Decide if the service charge is suitable. If you are not happy with the service charge linked to the number or numbers you currently use, you may need to consider changing your telephone number(s).

Review all your materials and advertising. If your business or organisation is contacted on a number beginning 084, 087, 09 or 118, you must ensure that your service charge is clearly displayed wherever you advertise or promote that number. The service charge should be prominent and in close proximity to the number itself. The recommended form of wording is:
“Calls cost xp [or xp per minute] plus your phone company's access charge.”

This is likely to mean that your service charge should be provided alongside the related number in all communications directed towards current or potential users of the service, where the use of the number is promoted or advertised. These communications are likely to include as a minimum:
Any broadcast advertisements on television or radio;
Any press advertising;
Any online advertising, including paid-for search listings;
Advertising bill boards and posters;
Public notices, press releases and other public relations material which promotes access to the service offered on the numbers, or promotes contact with the organisation using the number;
Point of sale displays and other fixed advertising;
Packages, wrappers, labels, tickets, timetables and price lists;
Service directories; and
Company websites.

If you use a Freephone number to be contacted, you may wish to discuss with your TCP the implications of calls to your organisation becoming free from mobile phones.


Most businesses make outbound calls to 08, 09 or 118 numbers.
The new charging system (the access and service charges) applies to calls made from residential lines and consumer mobile phones. Phone operators will continue to have flexibility over how they charge for these calls from business phones.


Which numbers are affected?
The numbers where access and service charges will apply are those beginning 0843, 0844, 0845, 0870, 0871, 0872, 0873, 09, and 118.
Freephone numbers beginning 0800 or 0808 will be made free from mobiles.

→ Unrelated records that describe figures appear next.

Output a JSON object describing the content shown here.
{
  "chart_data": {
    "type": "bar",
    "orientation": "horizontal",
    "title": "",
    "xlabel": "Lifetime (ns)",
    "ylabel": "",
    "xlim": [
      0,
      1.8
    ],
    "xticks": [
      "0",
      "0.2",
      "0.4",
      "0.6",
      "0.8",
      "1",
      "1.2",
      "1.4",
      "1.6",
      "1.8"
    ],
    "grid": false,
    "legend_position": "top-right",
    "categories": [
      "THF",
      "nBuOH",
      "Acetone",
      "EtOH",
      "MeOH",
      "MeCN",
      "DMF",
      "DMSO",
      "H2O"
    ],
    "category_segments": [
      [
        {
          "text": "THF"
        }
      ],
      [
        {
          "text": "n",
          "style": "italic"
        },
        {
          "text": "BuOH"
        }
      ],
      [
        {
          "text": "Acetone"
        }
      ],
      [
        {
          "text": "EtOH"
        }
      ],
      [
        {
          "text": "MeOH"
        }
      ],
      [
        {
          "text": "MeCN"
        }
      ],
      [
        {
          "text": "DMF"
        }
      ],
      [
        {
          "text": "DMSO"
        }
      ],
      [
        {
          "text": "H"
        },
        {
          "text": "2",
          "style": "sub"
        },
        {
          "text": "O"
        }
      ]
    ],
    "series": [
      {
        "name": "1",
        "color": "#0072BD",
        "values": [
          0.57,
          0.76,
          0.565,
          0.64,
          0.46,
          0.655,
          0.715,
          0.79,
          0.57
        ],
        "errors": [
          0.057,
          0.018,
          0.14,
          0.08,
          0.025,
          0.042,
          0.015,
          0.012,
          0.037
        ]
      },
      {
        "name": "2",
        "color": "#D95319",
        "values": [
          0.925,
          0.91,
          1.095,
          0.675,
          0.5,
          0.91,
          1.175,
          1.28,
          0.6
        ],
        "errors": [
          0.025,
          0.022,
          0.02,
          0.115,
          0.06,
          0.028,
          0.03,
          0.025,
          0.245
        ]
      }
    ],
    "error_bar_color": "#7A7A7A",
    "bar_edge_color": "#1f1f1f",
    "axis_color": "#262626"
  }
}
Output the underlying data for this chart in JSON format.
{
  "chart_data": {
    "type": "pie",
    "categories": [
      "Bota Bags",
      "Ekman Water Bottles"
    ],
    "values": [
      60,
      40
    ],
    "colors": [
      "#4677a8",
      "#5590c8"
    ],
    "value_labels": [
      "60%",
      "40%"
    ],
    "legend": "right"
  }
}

Does every piece of material which promotes my contact number need to carry details of the cost of calls? Who will enforce this?
PhonepayPlus and the Advertising Standards Authority (ASA) regulate this area. More information is available on their websites, including details about what types of material falls within their remit. The 084 number range, and any 087 numbers with a service charge of less than 7p per minute (or 7p if the call has a fixed per-call charge), will be regulated by the ASA.
The 09 and 118 number ranges, as well as any 087 numbers with a service charge of 7p per minute (or a 7p fixed per-call charge or higher), will be regulated by PhonepayPlus (all figures are inclusive of VAT).

What happens if I don’t include this information on everything? Will there be penalties?
PhonepayPlus and the Advertising Standards Authority are responsible for enforcing the requirements for including service charge information. More information about their penalties for non-compliance is available on their websites (and the website of the ASA’s sister body the Committee of Advertising Practice –

Are there caps on the price of calls to certain numbers?
Calls to numbers starting 0800 and 0808 will be free to call for consumers. There will be caps on the maximum amount of the service charge for the other affected non-geographic numbers, with the exception of 118 directory-enquiry numbers, with the caps varying according to the number range. The 084 and 087 ranges will be capped at 7p and 13p respectively (per minute or as a fixed fee and including VAT). The 09 range will be capped at £3 per minute and £5 per call (including VAT).